The ocean surface boundary layer is a gateway of energy transfer into the ocean. Wind-driven shear and meteorologically forced convection inject turbulent kinetic energy into the surface boundary layer, mixing the upper ocean and transforming its density structure. In the absence of direct observations or the capability to resolve subgrid-scale 3D turbulence in operational ocean models, the oceanography community relies on surface boundary layer similarity scalings (BLS) of shear and convective turbulence to represent this mixing. Despite their importance, near-surface mixing processes (and ubiquitous BLS representations of these processes) have been undersampled in high-energy forcing regimes such as the Southern Ocean. With the maturing of autonomous sampling platforms, there is now an opportunity to collect high-resolution spatial and temporal measurements in the full range of forcing conditions. Here, we characterize near-surface turbulence under strong wind forcing using the first long-duration glider microstructure survey of the Southern Ocean. We leverage these data to show that the measured turbulence is significantly higher than standard shear-convective BLS in the shallower parts of the surface boundary layer and lower than standard shear-convective BLS in the deeper parts of the surface boundary layer; the latter of which is not easily explained by present wave-effect literature.
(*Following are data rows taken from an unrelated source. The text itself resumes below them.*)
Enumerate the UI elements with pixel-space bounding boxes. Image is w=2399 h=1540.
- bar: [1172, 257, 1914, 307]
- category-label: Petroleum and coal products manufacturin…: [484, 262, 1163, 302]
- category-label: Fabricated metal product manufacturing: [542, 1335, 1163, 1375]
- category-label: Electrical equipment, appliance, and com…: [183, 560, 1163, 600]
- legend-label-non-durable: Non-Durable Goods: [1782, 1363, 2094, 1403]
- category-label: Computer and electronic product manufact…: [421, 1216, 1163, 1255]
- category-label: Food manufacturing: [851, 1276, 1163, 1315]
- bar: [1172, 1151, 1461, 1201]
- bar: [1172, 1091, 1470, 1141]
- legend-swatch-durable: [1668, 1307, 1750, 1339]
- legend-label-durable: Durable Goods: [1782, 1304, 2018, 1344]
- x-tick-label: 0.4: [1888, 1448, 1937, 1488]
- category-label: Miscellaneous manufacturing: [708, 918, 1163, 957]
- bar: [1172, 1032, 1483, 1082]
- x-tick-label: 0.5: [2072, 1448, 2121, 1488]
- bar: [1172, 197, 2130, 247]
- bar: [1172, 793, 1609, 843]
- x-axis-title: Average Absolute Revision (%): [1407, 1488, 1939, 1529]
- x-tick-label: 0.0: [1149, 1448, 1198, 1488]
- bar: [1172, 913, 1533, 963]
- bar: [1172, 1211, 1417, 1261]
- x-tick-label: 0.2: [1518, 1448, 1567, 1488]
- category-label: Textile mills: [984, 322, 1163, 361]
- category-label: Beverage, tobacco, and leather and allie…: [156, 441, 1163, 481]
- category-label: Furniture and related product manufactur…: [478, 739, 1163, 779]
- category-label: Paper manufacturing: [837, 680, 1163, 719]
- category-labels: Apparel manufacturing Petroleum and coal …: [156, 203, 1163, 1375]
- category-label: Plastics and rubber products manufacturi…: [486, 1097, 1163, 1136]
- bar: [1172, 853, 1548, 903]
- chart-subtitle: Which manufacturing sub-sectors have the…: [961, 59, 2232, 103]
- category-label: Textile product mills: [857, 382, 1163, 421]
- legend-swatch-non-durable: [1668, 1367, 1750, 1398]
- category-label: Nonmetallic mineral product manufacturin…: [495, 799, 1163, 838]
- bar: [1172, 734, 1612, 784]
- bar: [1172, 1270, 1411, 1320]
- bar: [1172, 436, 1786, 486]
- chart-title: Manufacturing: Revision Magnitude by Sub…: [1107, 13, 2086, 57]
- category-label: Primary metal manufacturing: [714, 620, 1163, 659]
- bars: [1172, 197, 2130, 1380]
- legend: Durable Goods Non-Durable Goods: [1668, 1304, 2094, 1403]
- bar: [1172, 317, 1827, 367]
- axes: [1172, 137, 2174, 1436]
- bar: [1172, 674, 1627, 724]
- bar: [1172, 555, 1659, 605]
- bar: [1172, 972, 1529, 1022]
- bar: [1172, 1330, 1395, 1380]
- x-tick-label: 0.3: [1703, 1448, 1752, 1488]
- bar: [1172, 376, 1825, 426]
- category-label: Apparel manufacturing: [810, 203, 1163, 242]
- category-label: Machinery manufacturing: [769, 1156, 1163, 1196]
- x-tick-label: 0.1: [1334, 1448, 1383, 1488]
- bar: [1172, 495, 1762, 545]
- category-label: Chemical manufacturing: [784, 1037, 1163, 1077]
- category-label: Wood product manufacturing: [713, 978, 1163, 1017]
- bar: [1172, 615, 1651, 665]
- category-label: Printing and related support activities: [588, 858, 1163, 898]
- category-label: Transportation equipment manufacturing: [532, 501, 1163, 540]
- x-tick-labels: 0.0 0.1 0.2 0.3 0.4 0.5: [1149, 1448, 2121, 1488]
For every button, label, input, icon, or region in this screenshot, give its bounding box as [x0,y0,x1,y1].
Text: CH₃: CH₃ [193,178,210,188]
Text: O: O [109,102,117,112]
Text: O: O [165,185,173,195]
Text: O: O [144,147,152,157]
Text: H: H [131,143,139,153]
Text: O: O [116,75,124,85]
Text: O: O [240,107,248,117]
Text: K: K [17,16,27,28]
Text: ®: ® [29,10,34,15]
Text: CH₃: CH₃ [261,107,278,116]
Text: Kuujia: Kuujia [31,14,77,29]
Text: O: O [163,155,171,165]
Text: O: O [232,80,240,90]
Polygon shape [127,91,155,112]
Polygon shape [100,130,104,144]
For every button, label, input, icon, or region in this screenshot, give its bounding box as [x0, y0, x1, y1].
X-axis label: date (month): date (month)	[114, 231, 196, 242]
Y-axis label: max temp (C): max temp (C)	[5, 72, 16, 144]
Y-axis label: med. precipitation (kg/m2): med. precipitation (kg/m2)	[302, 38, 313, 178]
Consistent with the CBLAST (Coupled Boundary Layers and Air Sea Transfer) low winds experiment, this bias has the largest magnitude and spread in the shallowest 10% of the actively mixing layer under low-wind and breaking wave conditions, when relatively low levels of turbulent kinetic energy (TKE) in surface regime are easily biased by wave events.

Significance Statement

Wind blows across the ocean, turbulently mixing the water close to the surface and altering its properties. Without the ability to measure turbulence in remote locations, oceanographers use approximations called boundary layer scalings (BLS) to estimate the amount of turbulence caused by the wind. We compared turbulence measured by an underwater robot to turbulence estimated from wind speed to determine how well BLS performs in stormy places. We found that in both calm and stormy conditions, estimates are 10 times too small closest to the surface and 10 times too large deeper within the turbulently mixed surface ocean.